The term “food justice” refers to the social justice work of those who seek to find reasons for food insecurity and help to find ways of providing equal access to adequately nutritious food for people of all races and classes. Often our communities, particularly in poor urban areas, have many people who cannot afford healthy food, don’t have access to it in their local neighborhoods, or do not have the knowledge or the ability to grow their own. A “food desert” refers specifically to an area where there is simply no healthy food available. There may be plenty of fast food restaurants and party stores, or even very basic supermarkets, but access to food that would provide a healthy diet is hard to come by or may be prohibitively expensive. A food desert can also mean a lack of knowledge about healthy food or a deficiency of the financial means to acquire it. This type of food desert has also been more appropriately named a food swamp, due to fact that there are healthy options available, but due to marketing and a lack of nutritional education, people often make unhealthy food choices.
We live in a time and place in our world where food is plentiful, yet food-like substances are much more prevalent, convenient, and readily available. It takes time, effort, and knowledge to prepare healthy meals, and many people often choose convenience over nutrition, but will end up paying with their health rather than their pocketbooks. Many in our country have few choices as to where they can even obtain their food, and may lack the transportation needed to get to a grocery store and often have a very limited income. A large portion of the people who live these situations reside in impoverished areas, in both urban and rural settings. Although there are typically larger concentrations of people living in cities, those who live in the country may also struggle to find access to nutritious foods.

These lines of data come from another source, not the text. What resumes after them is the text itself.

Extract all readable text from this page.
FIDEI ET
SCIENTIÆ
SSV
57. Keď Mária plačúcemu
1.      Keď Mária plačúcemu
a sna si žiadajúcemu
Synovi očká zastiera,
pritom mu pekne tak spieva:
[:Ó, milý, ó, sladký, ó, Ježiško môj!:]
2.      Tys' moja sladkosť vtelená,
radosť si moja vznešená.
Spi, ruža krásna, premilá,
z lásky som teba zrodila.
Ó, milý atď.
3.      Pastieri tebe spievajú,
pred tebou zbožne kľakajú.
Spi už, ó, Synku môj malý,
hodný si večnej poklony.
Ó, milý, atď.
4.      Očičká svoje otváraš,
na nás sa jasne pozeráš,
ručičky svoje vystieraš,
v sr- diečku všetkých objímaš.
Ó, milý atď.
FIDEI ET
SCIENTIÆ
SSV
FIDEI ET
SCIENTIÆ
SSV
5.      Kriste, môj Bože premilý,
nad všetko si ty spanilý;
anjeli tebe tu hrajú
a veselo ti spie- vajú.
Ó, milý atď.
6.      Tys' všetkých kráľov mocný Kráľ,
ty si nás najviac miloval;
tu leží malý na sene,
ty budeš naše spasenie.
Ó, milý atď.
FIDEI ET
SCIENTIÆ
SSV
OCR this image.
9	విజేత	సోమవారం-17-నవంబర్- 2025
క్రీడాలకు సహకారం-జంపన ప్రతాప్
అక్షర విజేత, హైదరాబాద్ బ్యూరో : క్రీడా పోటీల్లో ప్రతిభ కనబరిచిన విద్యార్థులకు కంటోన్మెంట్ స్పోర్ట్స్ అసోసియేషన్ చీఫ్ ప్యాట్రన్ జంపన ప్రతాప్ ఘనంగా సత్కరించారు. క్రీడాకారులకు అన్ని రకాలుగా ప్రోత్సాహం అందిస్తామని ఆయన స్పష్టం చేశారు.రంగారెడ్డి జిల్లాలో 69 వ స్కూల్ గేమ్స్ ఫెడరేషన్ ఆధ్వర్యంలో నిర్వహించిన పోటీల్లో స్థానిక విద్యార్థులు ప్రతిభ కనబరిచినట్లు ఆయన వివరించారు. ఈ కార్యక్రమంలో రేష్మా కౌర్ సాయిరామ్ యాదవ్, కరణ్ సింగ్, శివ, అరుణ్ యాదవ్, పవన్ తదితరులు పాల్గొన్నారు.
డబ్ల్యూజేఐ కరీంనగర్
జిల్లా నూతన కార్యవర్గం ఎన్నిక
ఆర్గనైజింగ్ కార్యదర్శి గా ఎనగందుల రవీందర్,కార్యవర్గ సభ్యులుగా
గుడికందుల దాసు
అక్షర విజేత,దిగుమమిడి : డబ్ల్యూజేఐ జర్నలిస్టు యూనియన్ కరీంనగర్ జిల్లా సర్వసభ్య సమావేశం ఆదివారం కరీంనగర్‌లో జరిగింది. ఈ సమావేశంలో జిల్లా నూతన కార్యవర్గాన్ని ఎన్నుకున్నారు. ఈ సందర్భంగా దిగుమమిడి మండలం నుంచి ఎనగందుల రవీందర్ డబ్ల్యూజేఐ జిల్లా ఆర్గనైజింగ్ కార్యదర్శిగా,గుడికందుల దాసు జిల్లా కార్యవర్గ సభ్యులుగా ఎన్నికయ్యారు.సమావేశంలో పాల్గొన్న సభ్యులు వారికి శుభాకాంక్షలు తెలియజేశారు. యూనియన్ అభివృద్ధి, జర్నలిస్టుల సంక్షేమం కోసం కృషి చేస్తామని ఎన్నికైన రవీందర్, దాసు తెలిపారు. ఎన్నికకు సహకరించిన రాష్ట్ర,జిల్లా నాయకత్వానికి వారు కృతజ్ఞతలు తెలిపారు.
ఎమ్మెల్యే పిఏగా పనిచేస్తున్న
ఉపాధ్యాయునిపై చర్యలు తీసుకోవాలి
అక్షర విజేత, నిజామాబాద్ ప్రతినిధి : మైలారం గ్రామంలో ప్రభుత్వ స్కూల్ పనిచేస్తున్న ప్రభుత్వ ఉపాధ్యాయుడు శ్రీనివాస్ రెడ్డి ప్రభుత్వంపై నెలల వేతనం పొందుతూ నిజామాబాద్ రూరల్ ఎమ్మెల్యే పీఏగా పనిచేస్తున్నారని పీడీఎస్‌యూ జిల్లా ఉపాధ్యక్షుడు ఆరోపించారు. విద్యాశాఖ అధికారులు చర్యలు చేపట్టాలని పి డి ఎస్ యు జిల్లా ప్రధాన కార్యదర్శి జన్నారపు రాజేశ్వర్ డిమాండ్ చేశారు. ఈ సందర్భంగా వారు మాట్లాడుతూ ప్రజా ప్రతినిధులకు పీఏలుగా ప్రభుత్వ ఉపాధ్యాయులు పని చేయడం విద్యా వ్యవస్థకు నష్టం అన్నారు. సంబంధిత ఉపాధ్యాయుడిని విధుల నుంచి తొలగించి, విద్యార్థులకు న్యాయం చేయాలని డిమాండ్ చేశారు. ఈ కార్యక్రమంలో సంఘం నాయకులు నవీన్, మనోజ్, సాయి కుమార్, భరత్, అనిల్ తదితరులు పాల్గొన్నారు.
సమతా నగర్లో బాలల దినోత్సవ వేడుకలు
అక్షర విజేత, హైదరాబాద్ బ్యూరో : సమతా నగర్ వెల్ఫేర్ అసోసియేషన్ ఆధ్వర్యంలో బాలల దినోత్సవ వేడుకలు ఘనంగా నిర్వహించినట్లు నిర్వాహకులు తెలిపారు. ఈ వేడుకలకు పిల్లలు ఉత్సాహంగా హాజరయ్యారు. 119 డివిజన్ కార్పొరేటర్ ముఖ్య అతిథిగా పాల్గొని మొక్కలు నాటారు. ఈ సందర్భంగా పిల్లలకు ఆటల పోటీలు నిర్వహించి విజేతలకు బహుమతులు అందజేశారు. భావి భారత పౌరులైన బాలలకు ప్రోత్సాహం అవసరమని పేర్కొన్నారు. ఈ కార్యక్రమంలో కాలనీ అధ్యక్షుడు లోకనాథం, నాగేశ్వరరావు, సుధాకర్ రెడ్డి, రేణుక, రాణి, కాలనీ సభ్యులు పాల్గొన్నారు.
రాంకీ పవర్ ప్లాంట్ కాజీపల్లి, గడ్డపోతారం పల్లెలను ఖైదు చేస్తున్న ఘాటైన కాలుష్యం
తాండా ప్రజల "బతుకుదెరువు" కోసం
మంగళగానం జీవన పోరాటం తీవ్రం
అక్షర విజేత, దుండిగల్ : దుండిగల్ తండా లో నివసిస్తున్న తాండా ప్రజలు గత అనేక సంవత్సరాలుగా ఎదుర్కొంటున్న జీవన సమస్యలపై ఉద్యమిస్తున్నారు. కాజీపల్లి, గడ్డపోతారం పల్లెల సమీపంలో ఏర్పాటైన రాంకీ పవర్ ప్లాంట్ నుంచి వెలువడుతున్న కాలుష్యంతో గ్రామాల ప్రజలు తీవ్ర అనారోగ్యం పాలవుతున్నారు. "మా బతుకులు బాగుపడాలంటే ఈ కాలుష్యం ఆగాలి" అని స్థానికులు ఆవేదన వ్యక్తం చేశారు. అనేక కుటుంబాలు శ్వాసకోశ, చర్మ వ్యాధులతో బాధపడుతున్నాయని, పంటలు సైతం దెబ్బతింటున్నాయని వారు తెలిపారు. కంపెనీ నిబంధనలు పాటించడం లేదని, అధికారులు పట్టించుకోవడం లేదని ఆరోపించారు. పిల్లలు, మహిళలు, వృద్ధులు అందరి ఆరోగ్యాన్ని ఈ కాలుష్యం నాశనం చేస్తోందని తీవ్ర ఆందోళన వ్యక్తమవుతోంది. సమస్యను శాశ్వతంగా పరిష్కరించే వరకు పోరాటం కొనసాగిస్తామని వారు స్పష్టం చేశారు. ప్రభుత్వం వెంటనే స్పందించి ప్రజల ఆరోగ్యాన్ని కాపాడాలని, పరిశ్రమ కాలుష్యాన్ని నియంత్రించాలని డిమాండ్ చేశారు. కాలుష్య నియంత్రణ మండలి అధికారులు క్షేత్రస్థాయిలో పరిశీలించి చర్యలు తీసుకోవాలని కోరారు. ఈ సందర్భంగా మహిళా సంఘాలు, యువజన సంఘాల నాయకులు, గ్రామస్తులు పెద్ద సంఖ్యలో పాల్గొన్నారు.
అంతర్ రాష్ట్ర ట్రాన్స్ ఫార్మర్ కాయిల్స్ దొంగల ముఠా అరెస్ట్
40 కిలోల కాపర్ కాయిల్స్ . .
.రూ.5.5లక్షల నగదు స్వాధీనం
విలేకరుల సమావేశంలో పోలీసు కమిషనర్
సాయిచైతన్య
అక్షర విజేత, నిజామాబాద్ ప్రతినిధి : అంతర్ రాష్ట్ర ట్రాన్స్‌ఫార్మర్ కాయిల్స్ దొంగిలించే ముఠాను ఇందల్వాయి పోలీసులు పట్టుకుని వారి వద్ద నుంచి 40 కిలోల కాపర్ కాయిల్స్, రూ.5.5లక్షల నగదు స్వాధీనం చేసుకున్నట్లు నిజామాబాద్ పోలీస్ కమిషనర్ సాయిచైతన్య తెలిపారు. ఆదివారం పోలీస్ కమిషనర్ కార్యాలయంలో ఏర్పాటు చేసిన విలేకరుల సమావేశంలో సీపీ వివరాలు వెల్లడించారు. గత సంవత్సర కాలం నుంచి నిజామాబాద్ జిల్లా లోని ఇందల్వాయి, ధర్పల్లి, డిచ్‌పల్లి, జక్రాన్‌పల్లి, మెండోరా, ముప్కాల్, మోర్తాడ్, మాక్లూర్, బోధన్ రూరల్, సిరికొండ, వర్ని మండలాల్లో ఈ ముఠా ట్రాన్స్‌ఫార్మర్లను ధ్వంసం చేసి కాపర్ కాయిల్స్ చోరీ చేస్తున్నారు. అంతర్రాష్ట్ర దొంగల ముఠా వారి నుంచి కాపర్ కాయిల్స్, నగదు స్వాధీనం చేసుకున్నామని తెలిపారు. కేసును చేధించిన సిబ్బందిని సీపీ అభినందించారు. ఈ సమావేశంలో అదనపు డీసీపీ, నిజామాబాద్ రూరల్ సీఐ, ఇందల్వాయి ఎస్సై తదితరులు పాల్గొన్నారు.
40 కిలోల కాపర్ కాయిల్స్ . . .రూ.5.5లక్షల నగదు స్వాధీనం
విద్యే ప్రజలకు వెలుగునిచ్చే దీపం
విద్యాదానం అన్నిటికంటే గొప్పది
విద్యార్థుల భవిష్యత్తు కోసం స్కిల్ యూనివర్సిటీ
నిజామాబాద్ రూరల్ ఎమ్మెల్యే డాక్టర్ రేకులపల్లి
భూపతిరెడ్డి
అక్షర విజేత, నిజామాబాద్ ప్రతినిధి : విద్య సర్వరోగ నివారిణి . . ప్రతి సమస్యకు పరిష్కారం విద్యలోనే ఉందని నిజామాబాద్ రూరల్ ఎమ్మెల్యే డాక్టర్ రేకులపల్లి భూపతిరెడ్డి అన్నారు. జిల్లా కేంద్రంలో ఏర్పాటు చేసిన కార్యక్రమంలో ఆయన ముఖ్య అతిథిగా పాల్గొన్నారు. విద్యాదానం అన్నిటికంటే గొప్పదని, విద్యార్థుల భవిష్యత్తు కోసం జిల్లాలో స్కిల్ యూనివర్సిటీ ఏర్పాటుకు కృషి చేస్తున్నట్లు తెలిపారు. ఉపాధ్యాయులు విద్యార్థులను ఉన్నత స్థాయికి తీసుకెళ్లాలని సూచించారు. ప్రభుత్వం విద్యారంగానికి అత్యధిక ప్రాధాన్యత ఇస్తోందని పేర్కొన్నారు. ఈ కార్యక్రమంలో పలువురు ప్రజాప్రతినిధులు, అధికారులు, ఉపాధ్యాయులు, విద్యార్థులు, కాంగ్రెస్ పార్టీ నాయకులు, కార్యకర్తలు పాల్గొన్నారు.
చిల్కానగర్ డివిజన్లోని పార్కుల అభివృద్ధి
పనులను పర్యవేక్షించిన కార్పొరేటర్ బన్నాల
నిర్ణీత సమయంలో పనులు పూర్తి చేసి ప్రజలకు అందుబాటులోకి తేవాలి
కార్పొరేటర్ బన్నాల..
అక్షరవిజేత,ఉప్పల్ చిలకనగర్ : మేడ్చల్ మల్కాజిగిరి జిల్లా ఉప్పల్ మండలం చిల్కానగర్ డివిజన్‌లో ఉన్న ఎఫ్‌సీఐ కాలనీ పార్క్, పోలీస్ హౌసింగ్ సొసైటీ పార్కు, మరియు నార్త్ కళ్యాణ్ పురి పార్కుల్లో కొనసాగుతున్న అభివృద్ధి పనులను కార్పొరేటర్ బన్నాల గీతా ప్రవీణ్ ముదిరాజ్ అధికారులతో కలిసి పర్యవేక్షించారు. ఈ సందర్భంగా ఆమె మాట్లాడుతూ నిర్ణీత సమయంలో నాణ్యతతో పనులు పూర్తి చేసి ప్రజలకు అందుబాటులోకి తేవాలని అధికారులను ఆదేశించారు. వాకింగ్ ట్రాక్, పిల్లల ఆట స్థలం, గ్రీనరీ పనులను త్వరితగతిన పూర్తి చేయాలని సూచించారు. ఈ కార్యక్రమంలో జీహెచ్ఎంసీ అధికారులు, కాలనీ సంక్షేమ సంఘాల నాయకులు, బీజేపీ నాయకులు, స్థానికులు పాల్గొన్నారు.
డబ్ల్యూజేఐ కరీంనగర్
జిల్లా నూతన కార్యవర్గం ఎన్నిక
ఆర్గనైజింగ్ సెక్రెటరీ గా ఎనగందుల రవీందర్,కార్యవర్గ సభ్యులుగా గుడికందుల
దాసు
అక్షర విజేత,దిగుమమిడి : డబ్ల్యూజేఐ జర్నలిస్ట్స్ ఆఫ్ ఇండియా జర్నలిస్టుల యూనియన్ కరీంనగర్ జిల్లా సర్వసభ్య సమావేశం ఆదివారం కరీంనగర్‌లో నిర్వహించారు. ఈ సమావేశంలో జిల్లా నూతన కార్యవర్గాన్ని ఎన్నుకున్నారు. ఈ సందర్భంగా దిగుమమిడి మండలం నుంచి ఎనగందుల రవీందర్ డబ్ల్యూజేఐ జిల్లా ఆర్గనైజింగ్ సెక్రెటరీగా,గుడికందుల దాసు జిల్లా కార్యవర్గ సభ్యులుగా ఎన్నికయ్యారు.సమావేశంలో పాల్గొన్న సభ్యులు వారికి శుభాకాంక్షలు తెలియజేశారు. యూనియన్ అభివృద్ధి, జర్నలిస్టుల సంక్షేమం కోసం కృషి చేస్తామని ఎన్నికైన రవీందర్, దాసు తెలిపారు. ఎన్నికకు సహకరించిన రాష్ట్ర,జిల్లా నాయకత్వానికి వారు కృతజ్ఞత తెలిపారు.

The logistical problem with the existence of food deserts in urban areas is not so much an issue of finding places that sell food items, but rather gaining access to stores that sell food at a reasonable price. Many of us have had the experience of searching for a place to find a snack while traveling, or during a visit to an unfamiliar place. Even in the smallest cities, one can find a convenience store every five or six blocks, and most gas stations sell quite a variety of processed, packaged food items. With these types of food choices, there is little to no nutrition to be gained; only empty calories, preservatives, and excessive amounts of salt and fat. These types of foods may satisfy your taste buds, but your digestive system, your heart, and brain will probably suffer. Today, there isn’t even much supervision over the 10,000 or so food additives that are “generally recognized as safe” by the FDA, which mostly relies on the word of food manufacturers to ensure safety.
Many of the chemicals and food additives that are used to extend the shelf life of convenience foods may have serious detrimental effects on the human body, and may contribute to a variety of health issues, such as diabetes, cardiovascular disease, and even cancer. Recent studies in the field of nutrigenomics have revealed that there’s an important interaction between diet and genomic expression, which has much to do with how our cells respond in the environments we provide for them, both within and without. We are finding more and more that we really should Let food by thy medicine, and medicine be thy food, as Hippocrates proposed so very long ago.
With the prevalence of obesity, diabetes, cardiovascular disease, and a growing number of other various degenerative diseases and genetic disorders that many are plagued with today, it is imperative that we examine and reconsider the foods we are purchasing. For the millions who live in food deserts or food swamps, this will be no easy task. Many are still unaware that the quick and easy food choices they make are seriously affecting their overall health and well-being. This is where those who are concerned about food justice can help make a difference. We can help establish, promote, and expand upon community gardens where we live. We can grow food in backyard gardens and share produce with neighbors, help educate others about how our food choices affect overall health, and work to bring better food options into communities where healthy options may be scarce and convenience foods are more heavily marketed.
Furthermore, as we progress more and more toward the full legalization of marijuana and hemp in our country, we can work toward and hope that people of all economic classes will soon be able to grow these plants for medicinal use, nutrition, and entrepreneurial opportunities. Anyone with even a small amount of land could cultivate hemp to use the seeds for food, and could even process the stalks to use for fiber and paper, if grown in large enough quantities. Though even if grown in small amounts, the hemp seed provides a sufficient source of protein for vegetarians, and provides all of the essential fatty and amino acids necessary for the body’s various cellular and genomic functions. So, let’s work together for the cause of food justice, and a more complete social, nutritional and economic justice for all!